Scalar multiplication involves multiplying a vector by a scalar (a constant number). This operation changes the magnitude of the vector but not its direction. Let's see how it works in the exercise:
When multiplying a vector by a scalar, you multiply each component of the vector by the scalar:

• For \( 4\mathbf{a} \), multiply each component of \( \mathbf{a} \) by 4: - \( 4(-2) = -8 \) - \( 4(6) = 24 \) - Hence, \( 4\mathbf{a} = (-8, 24) \)
• For \( 5\mathbf{b} \), multiply each component of \( \mathbf{b} \) by 5: - \( 5(2) = 10 \) - \( 5(3) = 15 \) - Hence, \( 5\mathbf{b} = (10, 15) \)

Scalar multiplication is a powerful tool that helps in scaling vectors to desired lengths while maintaining the original direction.
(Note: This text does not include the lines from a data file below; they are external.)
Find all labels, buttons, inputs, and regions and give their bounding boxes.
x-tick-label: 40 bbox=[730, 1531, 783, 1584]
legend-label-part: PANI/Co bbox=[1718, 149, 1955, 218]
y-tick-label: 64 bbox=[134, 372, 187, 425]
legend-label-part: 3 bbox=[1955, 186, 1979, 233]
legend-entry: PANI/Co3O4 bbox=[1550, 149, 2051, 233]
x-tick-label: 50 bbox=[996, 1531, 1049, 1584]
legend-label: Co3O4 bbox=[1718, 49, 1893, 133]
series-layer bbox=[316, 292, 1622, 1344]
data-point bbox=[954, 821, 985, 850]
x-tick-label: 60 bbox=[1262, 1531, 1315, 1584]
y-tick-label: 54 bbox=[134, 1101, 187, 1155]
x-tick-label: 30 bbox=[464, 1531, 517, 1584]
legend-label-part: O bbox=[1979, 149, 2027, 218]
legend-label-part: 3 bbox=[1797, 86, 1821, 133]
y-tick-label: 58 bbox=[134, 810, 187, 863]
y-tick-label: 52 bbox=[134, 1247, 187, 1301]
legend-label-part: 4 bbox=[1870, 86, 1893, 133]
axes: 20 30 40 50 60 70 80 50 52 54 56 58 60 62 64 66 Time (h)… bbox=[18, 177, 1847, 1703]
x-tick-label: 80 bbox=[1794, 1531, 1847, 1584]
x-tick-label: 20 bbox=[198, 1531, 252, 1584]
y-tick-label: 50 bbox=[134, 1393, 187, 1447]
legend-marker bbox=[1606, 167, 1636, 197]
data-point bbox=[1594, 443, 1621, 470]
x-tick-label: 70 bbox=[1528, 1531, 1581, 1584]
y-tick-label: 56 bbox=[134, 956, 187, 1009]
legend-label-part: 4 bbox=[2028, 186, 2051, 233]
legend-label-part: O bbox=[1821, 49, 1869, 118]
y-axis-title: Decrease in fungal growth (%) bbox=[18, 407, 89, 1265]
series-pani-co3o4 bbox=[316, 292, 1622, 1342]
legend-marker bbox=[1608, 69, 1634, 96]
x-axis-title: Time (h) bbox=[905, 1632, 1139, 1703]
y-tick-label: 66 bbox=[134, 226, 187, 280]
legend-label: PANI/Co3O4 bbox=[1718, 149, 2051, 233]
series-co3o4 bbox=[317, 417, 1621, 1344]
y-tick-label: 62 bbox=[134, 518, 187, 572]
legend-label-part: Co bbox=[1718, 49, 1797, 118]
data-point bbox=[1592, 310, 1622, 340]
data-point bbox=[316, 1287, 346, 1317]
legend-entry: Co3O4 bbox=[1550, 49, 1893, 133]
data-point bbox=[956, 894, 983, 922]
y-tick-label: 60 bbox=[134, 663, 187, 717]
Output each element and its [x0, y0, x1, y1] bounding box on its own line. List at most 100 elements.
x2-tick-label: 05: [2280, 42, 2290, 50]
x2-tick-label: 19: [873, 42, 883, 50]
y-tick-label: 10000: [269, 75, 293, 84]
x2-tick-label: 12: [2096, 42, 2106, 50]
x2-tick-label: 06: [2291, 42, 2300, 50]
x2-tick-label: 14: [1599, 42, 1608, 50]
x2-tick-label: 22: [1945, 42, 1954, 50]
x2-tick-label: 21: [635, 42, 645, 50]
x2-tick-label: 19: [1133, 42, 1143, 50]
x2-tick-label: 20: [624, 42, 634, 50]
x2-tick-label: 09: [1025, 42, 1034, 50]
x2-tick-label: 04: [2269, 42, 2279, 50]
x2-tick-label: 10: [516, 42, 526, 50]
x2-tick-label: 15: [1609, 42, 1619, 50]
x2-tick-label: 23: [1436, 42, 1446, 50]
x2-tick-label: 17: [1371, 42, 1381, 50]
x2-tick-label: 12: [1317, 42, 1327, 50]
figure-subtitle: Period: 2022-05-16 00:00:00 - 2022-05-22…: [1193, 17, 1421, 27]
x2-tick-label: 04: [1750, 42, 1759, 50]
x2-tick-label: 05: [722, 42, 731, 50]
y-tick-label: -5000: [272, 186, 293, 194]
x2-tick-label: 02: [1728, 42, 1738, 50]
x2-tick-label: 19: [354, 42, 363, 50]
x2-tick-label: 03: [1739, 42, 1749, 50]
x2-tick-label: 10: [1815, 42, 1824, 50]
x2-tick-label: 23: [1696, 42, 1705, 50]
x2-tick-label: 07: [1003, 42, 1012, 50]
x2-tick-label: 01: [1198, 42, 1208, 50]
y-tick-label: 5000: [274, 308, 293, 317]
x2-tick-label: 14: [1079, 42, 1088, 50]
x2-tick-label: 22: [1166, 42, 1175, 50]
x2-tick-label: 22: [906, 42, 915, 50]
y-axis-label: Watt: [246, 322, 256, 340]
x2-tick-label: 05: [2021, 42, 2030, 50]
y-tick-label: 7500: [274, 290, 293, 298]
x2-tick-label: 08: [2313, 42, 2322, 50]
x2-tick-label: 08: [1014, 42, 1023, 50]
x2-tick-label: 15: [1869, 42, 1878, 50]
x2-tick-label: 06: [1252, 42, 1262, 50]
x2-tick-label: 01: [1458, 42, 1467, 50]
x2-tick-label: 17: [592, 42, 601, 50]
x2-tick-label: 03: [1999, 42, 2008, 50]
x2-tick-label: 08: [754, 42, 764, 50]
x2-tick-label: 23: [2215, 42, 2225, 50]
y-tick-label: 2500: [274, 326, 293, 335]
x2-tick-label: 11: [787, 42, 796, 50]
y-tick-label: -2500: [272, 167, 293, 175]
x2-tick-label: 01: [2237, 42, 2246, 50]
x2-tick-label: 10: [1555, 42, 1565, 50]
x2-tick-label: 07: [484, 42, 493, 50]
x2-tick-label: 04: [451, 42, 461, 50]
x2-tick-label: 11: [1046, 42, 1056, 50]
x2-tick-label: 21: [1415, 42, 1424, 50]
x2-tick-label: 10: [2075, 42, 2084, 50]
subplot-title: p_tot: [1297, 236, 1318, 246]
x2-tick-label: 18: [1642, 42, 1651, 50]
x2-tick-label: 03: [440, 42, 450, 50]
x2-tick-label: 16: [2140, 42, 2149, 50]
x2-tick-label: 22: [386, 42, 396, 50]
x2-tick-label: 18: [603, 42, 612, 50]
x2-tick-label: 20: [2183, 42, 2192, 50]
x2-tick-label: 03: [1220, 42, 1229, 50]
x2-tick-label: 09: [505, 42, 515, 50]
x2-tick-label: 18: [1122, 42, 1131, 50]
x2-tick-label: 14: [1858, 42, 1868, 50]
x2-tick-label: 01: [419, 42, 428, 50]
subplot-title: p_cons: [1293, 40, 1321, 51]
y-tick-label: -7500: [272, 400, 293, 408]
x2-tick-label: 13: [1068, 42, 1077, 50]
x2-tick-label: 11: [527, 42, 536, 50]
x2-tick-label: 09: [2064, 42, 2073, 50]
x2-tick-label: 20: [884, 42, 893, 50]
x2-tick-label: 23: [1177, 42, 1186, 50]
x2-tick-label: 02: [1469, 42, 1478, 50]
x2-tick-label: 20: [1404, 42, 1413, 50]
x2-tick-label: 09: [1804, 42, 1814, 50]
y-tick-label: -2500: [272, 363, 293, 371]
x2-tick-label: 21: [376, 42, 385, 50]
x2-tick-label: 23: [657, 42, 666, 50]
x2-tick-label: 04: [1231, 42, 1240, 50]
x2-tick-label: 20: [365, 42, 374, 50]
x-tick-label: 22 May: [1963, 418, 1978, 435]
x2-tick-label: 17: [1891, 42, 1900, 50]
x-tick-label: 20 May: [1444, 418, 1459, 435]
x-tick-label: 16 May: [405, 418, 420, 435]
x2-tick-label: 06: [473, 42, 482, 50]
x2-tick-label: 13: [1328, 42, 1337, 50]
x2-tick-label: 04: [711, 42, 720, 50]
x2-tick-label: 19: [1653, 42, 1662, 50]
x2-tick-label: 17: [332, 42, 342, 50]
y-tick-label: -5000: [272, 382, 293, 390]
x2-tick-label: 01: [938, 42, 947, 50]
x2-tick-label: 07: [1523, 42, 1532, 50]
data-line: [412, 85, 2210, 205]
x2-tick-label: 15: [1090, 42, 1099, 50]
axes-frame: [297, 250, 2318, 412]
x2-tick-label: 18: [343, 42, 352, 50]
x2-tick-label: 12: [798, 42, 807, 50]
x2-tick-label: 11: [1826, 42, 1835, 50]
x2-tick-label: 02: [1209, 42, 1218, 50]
Finding the magnitude of a vector is essential in understanding its size or length. The magnitude provides the length of that vector in a coordinate system, and is calculated using the Pythagorean theorem.
The formula for the magnitude of a vector \( \mathbf{a} = (a_1, a_2) \) is:\[\| \mathbf{a} \| = \sqrt{a_1^2 + a_2^2}\]Applying this to the vector \( \mathbf{a} = (-2, 6) \):

• Square the first component: \( (-2)^2 = 4 \)
• Square the second component: \( 6^2 = 36 \)
• Add these squares: \( 4 + 36 = 40 \)
• Take the square root: \( \sqrt{40} = 2\sqrt{10} \)

Thus, the magnitude of \( \mathbf{a} \) is \( 2\sqrt{10} \).
Understanding vector magnitude is crucial in fields like physics and engineering, where it represents quantities like force and velocity.